Капа, Капа! Всегда она первой начинала купанье. Даже Никола, такой шалый, не рисковал сунуться в воду ранней весной, а она не боялась. Искупается, вылезет на берег и радуется: «Здорово! Как огнем обожгло!» И впрямь тело ее все зарело, только глаза озорновато поблескивали зелеными точками. Не зря тетка Марфа называла ее отчаянной. А вот, видно, не рассчитала милая Ляпа свои силенки на чужой реке.

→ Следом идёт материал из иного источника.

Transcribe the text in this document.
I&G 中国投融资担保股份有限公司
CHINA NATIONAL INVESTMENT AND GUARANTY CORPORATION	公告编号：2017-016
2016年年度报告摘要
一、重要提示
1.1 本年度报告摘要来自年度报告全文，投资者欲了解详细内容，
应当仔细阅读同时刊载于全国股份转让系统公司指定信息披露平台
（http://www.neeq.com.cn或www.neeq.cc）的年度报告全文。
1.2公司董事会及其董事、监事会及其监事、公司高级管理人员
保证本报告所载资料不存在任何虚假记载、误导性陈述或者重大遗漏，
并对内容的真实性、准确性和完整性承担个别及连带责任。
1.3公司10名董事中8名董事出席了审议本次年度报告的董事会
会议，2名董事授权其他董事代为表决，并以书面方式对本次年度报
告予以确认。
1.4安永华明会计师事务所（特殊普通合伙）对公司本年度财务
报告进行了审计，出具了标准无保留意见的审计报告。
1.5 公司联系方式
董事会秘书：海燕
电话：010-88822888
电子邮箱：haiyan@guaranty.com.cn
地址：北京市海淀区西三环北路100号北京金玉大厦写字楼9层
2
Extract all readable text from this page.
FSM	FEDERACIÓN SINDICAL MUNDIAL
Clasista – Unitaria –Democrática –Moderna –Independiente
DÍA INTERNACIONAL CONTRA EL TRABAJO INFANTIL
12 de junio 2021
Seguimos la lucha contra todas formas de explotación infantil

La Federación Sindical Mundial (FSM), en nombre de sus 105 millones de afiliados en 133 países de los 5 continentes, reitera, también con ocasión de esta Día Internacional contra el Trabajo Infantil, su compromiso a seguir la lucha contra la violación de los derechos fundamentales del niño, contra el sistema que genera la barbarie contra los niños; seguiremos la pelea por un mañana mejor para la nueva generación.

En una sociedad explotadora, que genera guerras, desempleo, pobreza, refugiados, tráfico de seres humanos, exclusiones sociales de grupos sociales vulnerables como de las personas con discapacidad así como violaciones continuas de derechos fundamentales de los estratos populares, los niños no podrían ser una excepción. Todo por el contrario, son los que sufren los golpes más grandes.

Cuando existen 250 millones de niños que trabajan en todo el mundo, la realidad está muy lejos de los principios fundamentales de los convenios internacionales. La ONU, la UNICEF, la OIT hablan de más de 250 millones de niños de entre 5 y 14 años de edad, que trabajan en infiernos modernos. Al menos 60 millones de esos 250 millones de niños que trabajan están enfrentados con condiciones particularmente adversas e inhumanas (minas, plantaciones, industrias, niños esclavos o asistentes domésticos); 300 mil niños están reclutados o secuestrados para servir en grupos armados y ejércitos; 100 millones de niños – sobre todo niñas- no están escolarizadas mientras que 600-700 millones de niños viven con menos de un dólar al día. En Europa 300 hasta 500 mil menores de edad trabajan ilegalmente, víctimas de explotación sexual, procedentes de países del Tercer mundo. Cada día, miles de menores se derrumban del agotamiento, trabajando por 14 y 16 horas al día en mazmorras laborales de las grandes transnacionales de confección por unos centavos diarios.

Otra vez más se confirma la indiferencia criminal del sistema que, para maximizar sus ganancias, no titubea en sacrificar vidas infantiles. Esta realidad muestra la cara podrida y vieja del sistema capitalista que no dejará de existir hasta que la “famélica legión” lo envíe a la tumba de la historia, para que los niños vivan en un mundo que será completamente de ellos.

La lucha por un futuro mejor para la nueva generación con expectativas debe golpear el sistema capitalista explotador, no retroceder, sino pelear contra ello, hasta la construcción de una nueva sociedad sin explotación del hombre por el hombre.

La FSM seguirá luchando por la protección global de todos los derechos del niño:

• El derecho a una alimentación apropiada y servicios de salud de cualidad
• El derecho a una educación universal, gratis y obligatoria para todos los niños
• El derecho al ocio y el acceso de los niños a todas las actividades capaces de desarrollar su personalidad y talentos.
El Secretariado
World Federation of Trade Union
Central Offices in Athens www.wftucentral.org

Постояв на берегу, я уходил, вжав голову в плечи. Шел, не выбирая пути, но ноги сами выносили меня на те тропинки, по которым хаживала она. И опять все напоминало о ней. Вот тут, у этих трех березок-сестричек, стоявших у луговой тропинки, она всегда останавливалась и, обняв их, слушала лепет листвы. «Знаешь, — говорила, — мне иногда хочется стать березкой. Так я их люблю! Смотри, какие они светлые, веселые. А отчего? Душа у них есть. Ага, и не спорь!» А дойдя вот до этого пригорка, она, взмахнув руками, срывалась и неслась как птица, только косички раздувались на ветру. Догнать ее было невозможно.
Шел я по теплым тропинкам, и мне казалось, что это тепло ее ног хранят они. Тепло сохранилось, а вот ее голоса, такого «Ляпиного», с перчинкой, уже не услышать. Никогда! Может быть, она предчувствовала, когда писала, что «расхотелось ехать»?
В деревне еще стоял Капин дом, кому-то проданный в дальнее село, но не перевезенный туда. Доски на окнах уже побурели, но когда я слышал где-нибудь стукоток, то думал, что это их отколачивают и что вот-вот в окно выглянет она и крикнет: «Погоди, Кузя, я сейчас выбегу». Если бы это было так!